Someone explain to me, because there is probably a good reason I just don’t know it, why not a lightweight double crown rather than trying to make single crowns stiffer? Is it the steering? Or frame manufacturers causing a block? Or would it not be a simpler more effective solution?
Lots of people have tried in the past. e.g. rockshox sid, maverick duc32, specialized enduro fork.
Steering and frame suitability are valid reasons but I think i’ts more that people just don’t like the look of dual crown forks.
Is that steerer photo an optical illusion, or is the steerer really thinner at the sides than the front and back? That means it’s stiffer side to side, not fore and aft, which surprises me. I’d have thought fore/aft was more of an issue, especially with slack head angles. I guess they know what they’re doing…
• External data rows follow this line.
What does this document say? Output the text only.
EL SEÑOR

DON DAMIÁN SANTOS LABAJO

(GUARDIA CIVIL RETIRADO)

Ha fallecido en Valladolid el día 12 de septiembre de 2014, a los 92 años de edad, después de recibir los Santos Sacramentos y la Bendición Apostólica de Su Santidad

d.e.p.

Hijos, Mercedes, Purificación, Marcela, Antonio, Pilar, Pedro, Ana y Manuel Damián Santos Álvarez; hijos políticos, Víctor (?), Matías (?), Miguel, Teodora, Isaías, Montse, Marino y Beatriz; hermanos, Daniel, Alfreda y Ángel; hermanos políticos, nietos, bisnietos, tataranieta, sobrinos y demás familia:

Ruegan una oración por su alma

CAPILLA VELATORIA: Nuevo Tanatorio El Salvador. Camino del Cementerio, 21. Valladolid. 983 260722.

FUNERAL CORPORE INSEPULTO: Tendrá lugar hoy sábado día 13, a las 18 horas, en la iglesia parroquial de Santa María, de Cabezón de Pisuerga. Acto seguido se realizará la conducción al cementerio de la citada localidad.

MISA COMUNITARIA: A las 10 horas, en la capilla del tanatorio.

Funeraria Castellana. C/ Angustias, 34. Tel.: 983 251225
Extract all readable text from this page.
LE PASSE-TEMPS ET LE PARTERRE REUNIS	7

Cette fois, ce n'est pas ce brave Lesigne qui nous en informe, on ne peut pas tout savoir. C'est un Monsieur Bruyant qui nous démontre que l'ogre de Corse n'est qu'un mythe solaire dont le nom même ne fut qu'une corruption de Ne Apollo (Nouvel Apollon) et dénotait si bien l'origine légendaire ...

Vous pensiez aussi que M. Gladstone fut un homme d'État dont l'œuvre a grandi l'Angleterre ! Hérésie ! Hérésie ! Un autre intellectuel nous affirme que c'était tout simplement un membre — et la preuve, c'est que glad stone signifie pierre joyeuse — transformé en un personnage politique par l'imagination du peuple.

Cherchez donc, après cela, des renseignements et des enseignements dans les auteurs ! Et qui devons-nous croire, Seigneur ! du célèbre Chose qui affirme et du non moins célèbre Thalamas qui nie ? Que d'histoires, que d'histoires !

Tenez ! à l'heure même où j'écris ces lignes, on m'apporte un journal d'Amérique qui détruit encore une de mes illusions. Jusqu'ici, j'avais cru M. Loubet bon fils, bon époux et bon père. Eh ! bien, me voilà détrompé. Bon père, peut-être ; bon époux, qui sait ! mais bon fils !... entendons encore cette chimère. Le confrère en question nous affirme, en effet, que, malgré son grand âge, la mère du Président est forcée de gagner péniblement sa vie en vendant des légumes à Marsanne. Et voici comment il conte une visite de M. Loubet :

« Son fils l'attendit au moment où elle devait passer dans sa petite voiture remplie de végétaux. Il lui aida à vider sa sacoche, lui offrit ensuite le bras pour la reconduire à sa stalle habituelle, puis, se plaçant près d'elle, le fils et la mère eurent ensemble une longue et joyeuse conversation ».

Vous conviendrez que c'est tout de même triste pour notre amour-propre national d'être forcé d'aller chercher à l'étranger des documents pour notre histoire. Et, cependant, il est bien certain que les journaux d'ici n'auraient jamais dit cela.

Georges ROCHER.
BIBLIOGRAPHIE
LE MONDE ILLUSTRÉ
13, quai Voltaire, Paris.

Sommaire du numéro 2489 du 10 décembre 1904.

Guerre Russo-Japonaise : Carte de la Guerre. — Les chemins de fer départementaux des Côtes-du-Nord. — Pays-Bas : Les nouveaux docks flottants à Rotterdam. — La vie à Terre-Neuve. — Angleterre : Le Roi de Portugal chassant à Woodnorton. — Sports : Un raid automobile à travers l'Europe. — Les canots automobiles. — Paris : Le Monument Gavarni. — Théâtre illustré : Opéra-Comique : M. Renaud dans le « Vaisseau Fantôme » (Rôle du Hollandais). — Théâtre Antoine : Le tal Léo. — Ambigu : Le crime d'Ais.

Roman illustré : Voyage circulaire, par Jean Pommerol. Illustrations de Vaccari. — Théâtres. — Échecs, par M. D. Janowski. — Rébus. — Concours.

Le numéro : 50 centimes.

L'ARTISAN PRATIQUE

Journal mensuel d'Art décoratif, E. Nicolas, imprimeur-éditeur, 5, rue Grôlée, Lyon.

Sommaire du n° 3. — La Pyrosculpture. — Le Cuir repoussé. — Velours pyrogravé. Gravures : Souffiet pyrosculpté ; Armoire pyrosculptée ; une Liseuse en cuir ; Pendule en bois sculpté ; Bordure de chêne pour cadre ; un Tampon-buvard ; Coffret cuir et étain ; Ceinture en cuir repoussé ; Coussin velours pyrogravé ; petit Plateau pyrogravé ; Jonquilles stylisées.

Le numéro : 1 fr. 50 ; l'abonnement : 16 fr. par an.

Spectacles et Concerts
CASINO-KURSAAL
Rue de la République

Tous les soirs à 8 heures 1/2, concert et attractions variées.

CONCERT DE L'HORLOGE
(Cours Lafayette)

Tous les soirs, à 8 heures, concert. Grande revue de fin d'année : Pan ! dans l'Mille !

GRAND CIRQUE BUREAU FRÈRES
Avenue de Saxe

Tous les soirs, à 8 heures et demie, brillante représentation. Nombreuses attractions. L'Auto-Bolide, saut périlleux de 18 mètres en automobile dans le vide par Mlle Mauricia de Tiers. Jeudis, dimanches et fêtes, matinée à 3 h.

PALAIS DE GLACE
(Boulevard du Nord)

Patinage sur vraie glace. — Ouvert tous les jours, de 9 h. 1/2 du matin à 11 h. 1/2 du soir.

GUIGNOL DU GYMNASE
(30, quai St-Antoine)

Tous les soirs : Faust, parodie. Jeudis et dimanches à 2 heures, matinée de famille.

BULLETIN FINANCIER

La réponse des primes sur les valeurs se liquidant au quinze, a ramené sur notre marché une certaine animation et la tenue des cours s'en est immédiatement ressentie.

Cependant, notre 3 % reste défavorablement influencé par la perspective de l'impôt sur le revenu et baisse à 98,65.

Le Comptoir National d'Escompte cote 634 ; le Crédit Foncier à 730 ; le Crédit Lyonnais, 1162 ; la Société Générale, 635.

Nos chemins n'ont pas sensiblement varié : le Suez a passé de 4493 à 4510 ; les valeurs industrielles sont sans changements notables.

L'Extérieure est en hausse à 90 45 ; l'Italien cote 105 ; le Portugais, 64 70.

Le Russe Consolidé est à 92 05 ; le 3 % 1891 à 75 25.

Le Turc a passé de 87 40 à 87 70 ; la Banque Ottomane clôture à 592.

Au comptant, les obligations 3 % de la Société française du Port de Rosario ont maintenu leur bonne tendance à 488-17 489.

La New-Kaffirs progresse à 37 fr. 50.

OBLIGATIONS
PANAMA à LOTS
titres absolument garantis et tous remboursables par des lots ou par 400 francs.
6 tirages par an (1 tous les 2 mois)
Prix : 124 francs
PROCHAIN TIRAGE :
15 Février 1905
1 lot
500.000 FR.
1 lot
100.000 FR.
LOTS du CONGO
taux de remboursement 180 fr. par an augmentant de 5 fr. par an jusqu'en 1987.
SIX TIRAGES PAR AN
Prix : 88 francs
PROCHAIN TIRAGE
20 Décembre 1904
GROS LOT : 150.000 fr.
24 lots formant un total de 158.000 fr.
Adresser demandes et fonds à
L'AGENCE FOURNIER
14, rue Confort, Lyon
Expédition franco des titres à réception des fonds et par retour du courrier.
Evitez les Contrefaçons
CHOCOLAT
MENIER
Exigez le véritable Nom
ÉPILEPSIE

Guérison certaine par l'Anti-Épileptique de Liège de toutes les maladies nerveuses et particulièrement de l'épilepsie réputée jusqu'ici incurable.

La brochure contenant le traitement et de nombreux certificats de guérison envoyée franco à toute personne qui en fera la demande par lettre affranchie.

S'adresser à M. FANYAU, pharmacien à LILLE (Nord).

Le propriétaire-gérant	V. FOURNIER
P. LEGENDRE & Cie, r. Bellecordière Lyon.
You need to check your second moment of area calculations for that assumption. I think they’re designed correctly.
Can we have a Boost2.0 hub to compliment it… 17.24mm diameter and 113.79mm length to give a 7.36% recurring increase in some made up direction in the 4th dimension.
At last, number graphics identified from the front, looks a lot cleaner.
But what’s with pricing, the UK price compared to the US is around 30% more expensive, WHY?
‘But what’s with pricing, the UK price compared to the US is around 30% more expensive, WHY?’
US pricing doesn’t include sales tax (around 6-10%, depending on state) UK pricing includes 20% VAT. Plus Shipping, duty etc.
I’ll stick with my Bartlett. Same weight but a hell of a lot stiffer.
@the00 you’re right – far too early internet meeting fuddled my brain…
Great for ebikes. Racing. Freeride nothing wrong with a 36F push coil. Bartlett too.